L'orée du bois nous rejette dans un bain éblouissant de lumière, d'herbe chaude, d'odeurs animales et potagères: la ferme est là. Aux cris de héraut de Bel-Gazou répondent ceux des coqs, des cochons, des dindons sanglotants et des chiens de troupeaux....

—Pétits, pétits, pétits! glapit Bel-Gazou. Eh! les povres pétits!

Et un moment elle est environnée de poules, becquetée de pintades, et voici que cinquante poussins déjà emplumés, un peu jaunes encore aux commissures du bec, l'ont envahie jusqu'aux épaules. Tantôt elle les secoue d'elle et tantôt elle les encourage. Elle est rouge d'orgueil et rit avec sévérité. Un petit Dieu charmeur d'oiseaux.... L'enfance du saint qui parlait aux abeilles ... Mowgli de la jungle limousine....

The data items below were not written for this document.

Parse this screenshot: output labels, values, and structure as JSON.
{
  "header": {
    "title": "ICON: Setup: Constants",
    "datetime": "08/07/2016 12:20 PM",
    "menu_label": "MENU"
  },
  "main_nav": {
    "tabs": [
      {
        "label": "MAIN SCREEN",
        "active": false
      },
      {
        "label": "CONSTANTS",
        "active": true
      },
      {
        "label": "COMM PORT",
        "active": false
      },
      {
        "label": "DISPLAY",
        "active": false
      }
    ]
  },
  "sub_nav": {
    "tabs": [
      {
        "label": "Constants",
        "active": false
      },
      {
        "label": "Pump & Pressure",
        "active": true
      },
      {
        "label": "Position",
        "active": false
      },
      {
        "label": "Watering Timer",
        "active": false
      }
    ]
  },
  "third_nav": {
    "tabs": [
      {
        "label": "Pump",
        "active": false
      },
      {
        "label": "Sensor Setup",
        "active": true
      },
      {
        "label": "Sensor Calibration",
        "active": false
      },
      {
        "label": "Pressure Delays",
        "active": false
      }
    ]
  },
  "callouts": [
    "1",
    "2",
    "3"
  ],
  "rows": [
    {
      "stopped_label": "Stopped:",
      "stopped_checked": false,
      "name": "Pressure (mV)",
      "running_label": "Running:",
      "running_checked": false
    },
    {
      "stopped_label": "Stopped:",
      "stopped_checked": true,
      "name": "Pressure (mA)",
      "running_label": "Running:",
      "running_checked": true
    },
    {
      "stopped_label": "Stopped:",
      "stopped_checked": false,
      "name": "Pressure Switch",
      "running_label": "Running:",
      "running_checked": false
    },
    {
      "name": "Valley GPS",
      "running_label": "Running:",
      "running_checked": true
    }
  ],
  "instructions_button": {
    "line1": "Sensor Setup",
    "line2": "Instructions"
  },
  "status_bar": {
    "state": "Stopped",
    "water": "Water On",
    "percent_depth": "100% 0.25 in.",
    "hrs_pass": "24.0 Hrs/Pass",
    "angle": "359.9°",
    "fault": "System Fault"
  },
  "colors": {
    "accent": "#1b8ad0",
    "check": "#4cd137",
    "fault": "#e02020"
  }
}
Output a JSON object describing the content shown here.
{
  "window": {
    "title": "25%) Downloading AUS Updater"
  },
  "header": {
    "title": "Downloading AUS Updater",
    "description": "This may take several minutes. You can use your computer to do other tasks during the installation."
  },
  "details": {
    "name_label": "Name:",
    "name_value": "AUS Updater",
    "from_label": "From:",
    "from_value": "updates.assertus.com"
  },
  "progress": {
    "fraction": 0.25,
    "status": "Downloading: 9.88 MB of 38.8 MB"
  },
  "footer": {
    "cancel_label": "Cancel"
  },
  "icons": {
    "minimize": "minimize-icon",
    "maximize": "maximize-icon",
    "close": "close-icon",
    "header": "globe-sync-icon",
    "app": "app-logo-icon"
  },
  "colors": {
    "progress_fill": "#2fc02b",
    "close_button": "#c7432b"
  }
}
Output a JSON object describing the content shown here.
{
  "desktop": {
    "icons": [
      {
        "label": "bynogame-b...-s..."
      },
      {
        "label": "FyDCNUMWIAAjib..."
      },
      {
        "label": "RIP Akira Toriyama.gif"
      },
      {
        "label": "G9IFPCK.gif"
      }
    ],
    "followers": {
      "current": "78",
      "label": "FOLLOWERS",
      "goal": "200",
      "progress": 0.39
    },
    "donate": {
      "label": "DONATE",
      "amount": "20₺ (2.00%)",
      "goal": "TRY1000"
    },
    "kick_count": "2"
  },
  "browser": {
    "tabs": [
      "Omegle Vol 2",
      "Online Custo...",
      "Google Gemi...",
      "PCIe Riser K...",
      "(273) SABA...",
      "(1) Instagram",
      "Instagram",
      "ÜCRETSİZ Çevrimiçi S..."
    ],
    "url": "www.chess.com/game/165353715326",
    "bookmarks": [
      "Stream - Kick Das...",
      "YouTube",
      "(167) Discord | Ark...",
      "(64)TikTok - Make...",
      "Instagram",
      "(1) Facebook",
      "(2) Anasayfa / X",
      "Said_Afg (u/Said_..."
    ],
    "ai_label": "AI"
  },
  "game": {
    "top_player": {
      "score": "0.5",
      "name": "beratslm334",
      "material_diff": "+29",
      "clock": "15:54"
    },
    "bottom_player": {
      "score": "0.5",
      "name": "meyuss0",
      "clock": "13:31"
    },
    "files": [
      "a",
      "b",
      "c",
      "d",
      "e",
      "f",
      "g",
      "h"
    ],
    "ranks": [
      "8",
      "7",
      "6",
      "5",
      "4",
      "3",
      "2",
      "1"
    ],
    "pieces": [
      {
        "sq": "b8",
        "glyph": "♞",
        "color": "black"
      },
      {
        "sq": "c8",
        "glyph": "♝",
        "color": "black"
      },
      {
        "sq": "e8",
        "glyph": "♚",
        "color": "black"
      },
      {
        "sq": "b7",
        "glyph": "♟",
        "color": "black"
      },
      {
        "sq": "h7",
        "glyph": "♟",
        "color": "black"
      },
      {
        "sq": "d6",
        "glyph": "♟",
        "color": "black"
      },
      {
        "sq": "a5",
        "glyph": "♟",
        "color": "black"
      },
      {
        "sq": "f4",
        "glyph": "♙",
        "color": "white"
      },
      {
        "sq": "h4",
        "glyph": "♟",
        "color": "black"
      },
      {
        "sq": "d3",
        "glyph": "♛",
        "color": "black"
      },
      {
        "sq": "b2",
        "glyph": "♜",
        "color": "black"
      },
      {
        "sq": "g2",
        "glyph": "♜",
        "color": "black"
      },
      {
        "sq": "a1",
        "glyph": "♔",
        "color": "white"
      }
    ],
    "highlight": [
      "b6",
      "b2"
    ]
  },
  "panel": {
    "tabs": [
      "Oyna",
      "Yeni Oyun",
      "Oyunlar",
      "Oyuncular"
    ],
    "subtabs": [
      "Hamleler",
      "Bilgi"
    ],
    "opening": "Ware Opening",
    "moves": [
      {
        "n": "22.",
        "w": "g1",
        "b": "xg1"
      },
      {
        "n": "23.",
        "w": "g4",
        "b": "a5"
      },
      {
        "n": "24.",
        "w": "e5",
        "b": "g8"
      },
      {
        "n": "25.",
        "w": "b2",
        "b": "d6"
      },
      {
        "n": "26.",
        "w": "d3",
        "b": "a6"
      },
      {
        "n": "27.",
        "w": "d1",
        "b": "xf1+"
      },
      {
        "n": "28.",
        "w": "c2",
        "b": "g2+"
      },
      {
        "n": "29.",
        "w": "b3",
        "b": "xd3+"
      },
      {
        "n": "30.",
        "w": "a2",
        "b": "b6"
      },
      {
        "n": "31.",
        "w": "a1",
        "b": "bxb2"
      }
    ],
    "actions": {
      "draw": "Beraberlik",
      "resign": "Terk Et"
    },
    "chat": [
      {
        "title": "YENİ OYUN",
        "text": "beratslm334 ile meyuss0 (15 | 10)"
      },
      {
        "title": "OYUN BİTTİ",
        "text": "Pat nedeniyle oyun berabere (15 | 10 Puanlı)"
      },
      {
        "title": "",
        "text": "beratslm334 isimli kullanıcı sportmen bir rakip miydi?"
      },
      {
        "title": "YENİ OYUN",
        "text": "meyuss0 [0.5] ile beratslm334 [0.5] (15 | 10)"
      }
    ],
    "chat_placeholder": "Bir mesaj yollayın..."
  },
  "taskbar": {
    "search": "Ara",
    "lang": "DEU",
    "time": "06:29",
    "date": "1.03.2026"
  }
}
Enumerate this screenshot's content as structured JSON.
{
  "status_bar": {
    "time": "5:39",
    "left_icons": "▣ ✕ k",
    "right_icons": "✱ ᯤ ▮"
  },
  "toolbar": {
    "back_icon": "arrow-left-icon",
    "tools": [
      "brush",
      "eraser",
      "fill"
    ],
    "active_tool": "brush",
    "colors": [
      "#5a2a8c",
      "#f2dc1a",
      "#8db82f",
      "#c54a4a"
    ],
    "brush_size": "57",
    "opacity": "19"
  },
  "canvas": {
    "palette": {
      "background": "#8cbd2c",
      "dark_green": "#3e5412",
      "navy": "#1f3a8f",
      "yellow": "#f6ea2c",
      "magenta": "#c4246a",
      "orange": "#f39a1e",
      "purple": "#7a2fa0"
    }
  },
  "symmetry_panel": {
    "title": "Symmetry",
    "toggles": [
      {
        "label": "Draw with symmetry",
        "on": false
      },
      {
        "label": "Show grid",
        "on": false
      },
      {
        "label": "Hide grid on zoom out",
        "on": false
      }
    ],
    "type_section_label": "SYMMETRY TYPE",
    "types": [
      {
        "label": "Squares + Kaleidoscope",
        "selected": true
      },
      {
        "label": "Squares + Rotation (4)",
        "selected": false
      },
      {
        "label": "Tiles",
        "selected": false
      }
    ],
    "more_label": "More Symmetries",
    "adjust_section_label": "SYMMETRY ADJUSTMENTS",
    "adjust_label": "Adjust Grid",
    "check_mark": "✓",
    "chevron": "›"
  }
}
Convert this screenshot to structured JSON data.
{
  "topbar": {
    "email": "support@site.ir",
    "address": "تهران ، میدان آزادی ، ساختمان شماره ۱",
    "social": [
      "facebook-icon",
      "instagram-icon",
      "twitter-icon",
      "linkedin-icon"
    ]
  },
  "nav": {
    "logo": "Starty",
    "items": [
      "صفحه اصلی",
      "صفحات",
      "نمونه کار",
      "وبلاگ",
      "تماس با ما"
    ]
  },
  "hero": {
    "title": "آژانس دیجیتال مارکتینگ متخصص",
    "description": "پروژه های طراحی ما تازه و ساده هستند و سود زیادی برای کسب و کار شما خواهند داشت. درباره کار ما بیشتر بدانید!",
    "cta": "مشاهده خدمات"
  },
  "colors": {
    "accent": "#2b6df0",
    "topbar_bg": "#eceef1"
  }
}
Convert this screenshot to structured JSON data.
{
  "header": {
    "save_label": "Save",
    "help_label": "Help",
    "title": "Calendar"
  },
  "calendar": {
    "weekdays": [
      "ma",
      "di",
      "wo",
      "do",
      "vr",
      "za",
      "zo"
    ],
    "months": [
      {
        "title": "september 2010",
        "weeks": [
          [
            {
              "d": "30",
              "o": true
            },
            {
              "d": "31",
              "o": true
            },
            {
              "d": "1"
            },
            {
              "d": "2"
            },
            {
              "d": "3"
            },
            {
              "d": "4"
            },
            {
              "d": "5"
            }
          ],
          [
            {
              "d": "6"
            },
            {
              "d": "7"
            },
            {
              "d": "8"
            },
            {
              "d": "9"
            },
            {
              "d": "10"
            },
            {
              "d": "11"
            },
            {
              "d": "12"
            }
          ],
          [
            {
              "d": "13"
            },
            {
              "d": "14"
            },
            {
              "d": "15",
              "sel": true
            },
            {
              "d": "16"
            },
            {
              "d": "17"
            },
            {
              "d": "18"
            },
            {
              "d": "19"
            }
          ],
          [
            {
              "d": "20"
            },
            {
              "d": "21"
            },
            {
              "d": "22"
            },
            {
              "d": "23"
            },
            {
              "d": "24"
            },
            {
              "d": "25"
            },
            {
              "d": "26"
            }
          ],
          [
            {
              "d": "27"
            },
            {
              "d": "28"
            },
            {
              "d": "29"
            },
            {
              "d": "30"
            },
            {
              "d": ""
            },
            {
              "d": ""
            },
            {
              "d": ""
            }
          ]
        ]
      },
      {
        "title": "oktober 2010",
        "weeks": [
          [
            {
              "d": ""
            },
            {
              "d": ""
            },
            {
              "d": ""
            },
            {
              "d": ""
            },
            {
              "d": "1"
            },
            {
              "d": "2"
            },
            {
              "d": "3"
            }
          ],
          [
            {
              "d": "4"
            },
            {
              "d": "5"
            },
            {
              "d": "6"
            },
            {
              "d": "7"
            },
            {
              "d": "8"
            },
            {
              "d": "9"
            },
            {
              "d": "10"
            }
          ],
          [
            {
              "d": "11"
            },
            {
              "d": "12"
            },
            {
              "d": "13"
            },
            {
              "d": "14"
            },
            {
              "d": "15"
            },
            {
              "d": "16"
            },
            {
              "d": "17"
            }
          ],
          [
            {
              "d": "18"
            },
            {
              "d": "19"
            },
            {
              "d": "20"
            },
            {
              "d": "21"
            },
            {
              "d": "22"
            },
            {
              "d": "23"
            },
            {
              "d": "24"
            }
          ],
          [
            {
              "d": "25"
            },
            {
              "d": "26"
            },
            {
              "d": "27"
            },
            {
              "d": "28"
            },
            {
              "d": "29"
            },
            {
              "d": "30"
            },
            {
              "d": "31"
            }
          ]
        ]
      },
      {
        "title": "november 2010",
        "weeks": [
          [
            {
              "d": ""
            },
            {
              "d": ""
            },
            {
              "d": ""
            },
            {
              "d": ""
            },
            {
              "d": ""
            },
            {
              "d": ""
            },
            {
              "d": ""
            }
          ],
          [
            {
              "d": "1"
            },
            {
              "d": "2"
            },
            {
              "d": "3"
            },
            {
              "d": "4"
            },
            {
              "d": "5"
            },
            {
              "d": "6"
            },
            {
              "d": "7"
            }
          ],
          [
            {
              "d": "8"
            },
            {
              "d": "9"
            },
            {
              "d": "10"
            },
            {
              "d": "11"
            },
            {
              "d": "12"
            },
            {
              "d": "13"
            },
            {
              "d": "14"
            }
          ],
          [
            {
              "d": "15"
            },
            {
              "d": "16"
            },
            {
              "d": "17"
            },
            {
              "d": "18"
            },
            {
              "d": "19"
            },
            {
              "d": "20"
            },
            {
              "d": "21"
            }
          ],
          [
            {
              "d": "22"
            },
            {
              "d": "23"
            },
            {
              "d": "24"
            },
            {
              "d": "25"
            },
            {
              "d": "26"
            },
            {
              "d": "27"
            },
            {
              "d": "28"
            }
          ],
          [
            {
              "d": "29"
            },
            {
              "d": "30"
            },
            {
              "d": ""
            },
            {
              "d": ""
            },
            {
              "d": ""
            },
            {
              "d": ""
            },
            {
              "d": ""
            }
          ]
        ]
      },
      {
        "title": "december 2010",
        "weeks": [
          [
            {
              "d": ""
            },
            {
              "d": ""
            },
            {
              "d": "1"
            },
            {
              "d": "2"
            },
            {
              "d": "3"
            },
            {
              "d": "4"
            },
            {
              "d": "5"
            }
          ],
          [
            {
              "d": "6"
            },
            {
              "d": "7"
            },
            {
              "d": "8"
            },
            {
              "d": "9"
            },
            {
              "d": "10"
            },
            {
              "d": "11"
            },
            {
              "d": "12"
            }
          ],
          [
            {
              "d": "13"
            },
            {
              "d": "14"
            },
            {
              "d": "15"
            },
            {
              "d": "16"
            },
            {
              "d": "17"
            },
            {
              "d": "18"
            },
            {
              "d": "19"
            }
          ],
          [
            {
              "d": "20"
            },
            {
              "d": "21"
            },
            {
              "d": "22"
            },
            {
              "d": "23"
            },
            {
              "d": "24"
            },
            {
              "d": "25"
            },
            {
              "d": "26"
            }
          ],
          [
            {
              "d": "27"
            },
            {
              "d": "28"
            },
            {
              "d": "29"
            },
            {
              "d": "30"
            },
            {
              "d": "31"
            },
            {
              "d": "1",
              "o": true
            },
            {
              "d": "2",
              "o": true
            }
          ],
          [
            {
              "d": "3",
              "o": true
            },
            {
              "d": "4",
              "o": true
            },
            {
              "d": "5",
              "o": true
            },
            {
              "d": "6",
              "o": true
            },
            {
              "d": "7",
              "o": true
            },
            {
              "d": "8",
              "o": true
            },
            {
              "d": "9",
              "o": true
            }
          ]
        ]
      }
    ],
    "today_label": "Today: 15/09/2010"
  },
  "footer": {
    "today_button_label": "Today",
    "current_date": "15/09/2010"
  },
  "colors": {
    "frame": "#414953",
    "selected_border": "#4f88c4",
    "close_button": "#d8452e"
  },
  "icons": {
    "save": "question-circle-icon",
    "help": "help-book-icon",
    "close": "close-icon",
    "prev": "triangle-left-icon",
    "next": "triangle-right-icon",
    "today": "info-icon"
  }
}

Des plaintes de volaille jugulée coupent mon extase maternelle et littéraire. Bel-Gazou a saisi par les pattes le plus gros poulet qui piaille, tête en bas, ailes ouvertes:

—Bel-Gazou! Chérie! tu lui fais mal, lâche-le!

Bel-Gazou, avant de répondre et d'obéir, avance une lippe importante:

—Je lui fais pas du mal, je le pèse.

—Il n'a pas besoin que tu le pèses.

—Si, il a besoin. Quand il sera lourd, lourd, lourd, il ira au marché. Et on le vendra cher, cher, cher!

—Combien? Tu ne sais pas combien?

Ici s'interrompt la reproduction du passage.